The team could have earned its first win over the Cornhuskers since Nebraska joined the Big Ten in 2010. Head coach Lisa Bluder could have tied former-Iowa head coach Vivian Stringer’s all-time victory mark 269 at Iowa. 

But the Hawkeyes couldn’t get the monkey that is the Cornhuskers off their back once again.

“It’s kind of odd,” Nebraska head coach Connie Yori said. “Iowa is a very good basketball team, and they have been for three years … we’ve played good basketball against them. It’s just been one of those deals. For the vast majority of those games, they’ve been close. We’ve been able to win some close ones, but today wasn’t quite as close.”
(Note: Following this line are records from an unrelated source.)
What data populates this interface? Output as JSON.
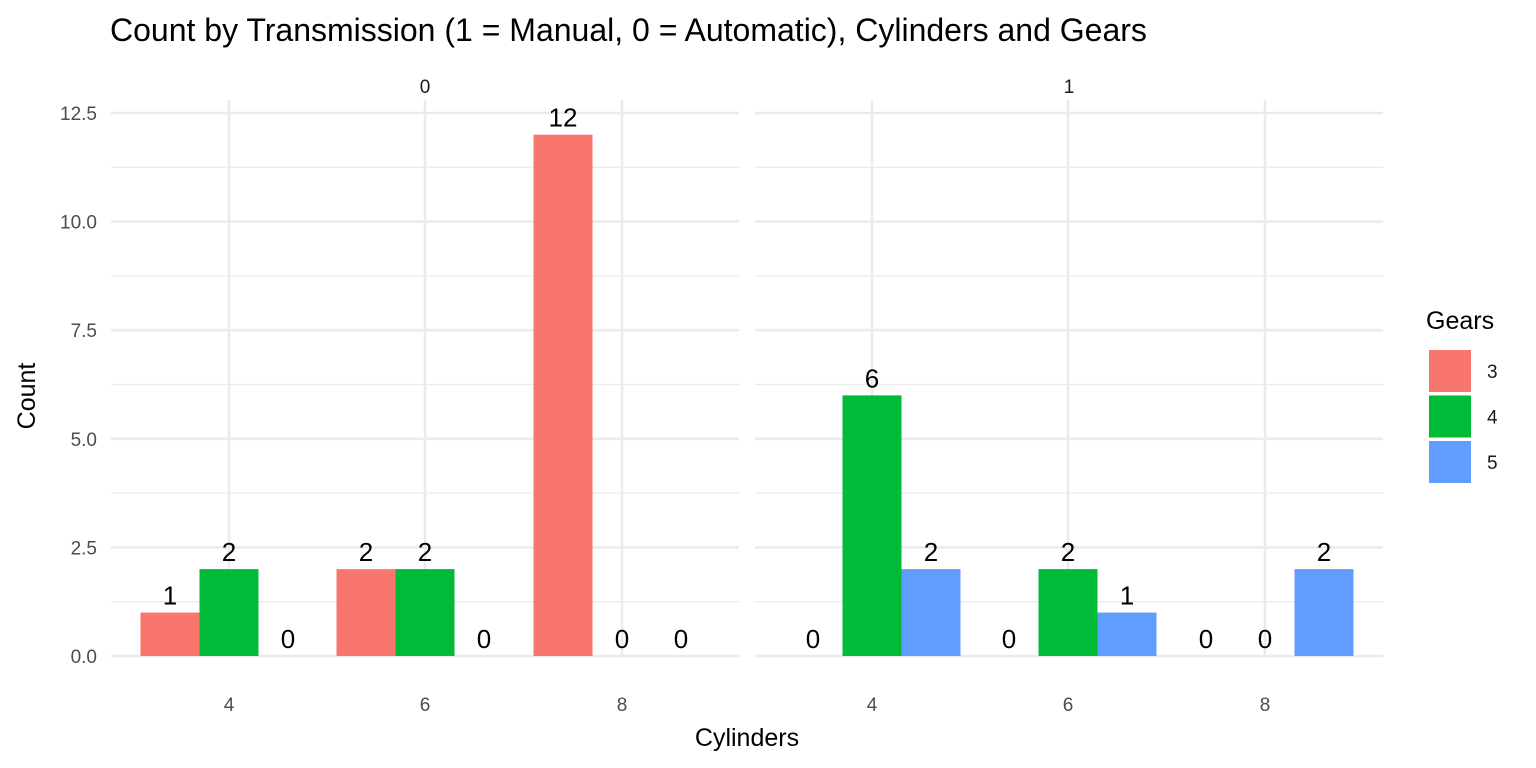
{
  "chart_data": {
    "type": "bar",
    "title": "Count by Transmission (1 = Manual, 0 = Automatic), Cylinders and Gears",
    "xlabel": "Cylinders",
    "ylabel": "Count",
    "ylim": [
      0,
      12.5
    ],
    "y_ticks": [
      "0.0",
      "2.5",
      "5.0",
      "7.5",
      "10.0",
      "12.5"
    ],
    "y_tick_values": [
      0,
      2.5,
      5,
      7.5,
      10,
      12.5
    ],
    "grid": true,
    "legend": {
      "title": "Gears",
      "placement": "right",
      "entries": [
        "3",
        "4",
        "5"
      ]
    },
    "categories": [
      "4",
      "6",
      "8"
    ],
    "colors": {
      "3": "#F8766D",
      "4": "#00BA38",
      "5": "#619CFF"
    },
    "facets": [
      {
        "label": "0",
        "series": [
          {
            "name": "3",
            "values": [
              1,
              2,
              12
            ]
          },
          {
            "name": "4",
            "values": [
              2,
              2,
              0
            ]
          },
          {
            "name": "5",
            "values": [
              0,
              0,
              0
            ]
          }
        ]
      },
      {
        "label": "1",
        "series": [
          {
            "name": "3",
            "values": [
              0,
              0,
              0
            ]
          },
          {
            "name": "4",
            "values": [
              6,
              2,
              0
            ]
          },
          {
            "name": "5",
            "values": [
              2,
              1,
              2
            ]
          }
        ]
      }
    ]
  }
}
Ultimately, it was a familiar story for the Hawkeyes in the loss: They kept the game close, but their opponent weathered every storm and turned it into a lead. It happened against Penn State, when the Nittany Lions depth beat the Hawkeyes. It happened against Michigan State, when the Spartans couldn’t miss and the Hawkeyes couldn’t hit.
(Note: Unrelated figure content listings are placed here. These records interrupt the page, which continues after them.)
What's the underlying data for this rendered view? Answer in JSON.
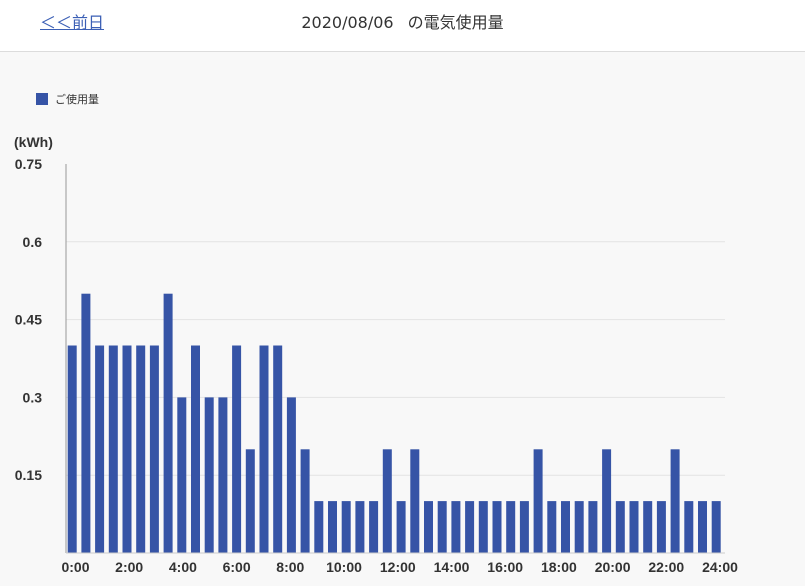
{
  "header": {
    "back_label": "＜＜前日",
    "date": "2020/08/06",
    "title_suffix": "の電気使用量"
  },
  "colors": {
    "bar": "#3654a6",
    "link": "#3b5fb5"
  },
  "chart_data": {
    "type": "bar",
    "ylabel": "(kWh)",
    "ylim": [
      0,
      0.75
    ],
    "y_ticks": [
      "0.15",
      "0.3",
      "0.45",
      "0.6",
      "0.75"
    ],
    "x_ticks": [
      "0:00",
      "2:00",
      "4:00",
      "6:00",
      "8:00",
      "10:00",
      "12:00",
      "14:00",
      "16:00",
      "18:00",
      "20:00",
      "22:00",
      "24:00"
    ],
    "legend": "ご使用量",
    "legend_position": "top-left",
    "grid": true,
    "values": [
      0.4,
      0.5,
      0.4,
      0.4,
      0.4,
      0.4,
      0.4,
      0.5,
      0.3,
      0.4,
      0.3,
      0.3,
      0.4,
      0.2,
      0.4,
      0.4,
      0.3,
      0.2,
      0.1,
      0.1,
      0.1,
      0.1,
      0.1,
      0.2,
      0.1,
      0.2,
      0.1,
      0.1,
      0.1,
      0.1,
      0.1,
      0.1,
      0.1,
      0.1,
      0.2,
      0.1,
      0.1,
      0.1,
      0.1,
      0.2,
      0.1,
      0.1,
      0.1,
      0.1,
      0.2,
      0.1,
      0.1,
      0.1
    ]
  }
}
There was Jordan Hooper, who finished with 25 points. There was Tear’a Laudermill, too, who finished with 26. There was a crowd of faithful Big Red fans who took up some 10 rows of section LL of Carver-Hawkeye. Their cheers of Go Big Red echoed almost dauntingly around a quiet arena as the Huskers went on a 14-0 run and extended its lead to 33-19, some five minutes after Iowa had knotted the game at 19. 

“I really don’t have a lot to say about our performance to begin this game,” Bluder said postgame. “I thought Nebraska played very well. I thought they ran the ball extremely well. We only had 11 turnovers, but they made us pay for the turnovers we did have, and that’s what good teams do.”
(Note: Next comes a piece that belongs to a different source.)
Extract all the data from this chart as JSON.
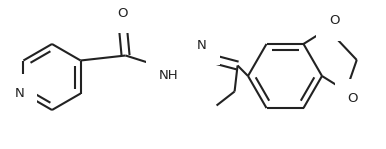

The matchup pitted Iowa, the highest scoring offense in the Big Ten against the conference’s best defense, which holds its opponents to 61 points per game. Defense prevailed. But Bluder said her team was taking shots that the Hawks don’t in practice, making field goals difficult to come by.

“That’s frustrating because you know 25 games into [the season], we should trust our offense,” Bluder said. “We should know that we are the No. 1 scoring team in the Big Ten for a reason and let it happen instead of trying to create stuff.”

Entering the second half, the Hawkeyes trailed the Huskers by 11 points. But Hooper, who went on a 7-0 run of her own and brought the Nebraska lead to 18, thwarted early comeback attempts. The Hawkeyes once again tried to come from behind but hit responses from the Huskers every single time. 

The Hawkeyes weren’t without spurts of strong basketball, particularly in the second half. Sam Logic tried everything in her power to earn her team the victory. She found her teammates underneath the basket for easy lay-ups. She got hot from downtown. She got the deficit down to 10 and once again flirted with a triple-double. 

But by then, it was too late. The shots didn’t fall, and the Huskers had all the answers on both ends of the floor, once again.

“You’re kind of hurting your team if you’re feeling good and you’re not taking shots,” Logic said. “Today they went in, mostly because [Nebraska] was so focused on Melissa {Dixon] shooting. They gave up a couple early to Theairra [Taylor], but you have to score somehow.”

It doesn’t get any easier for the Hawkeyes this late in the Big Ten season, either. A road rematch against Penn State is lurking, and Bluder and the Hawkeyes know that the squad is full of talent.

“We’ve played well on the road,” Bluder said. “We’ve played better on the road, actually, than we have at home, so hopefully, that will hold true.”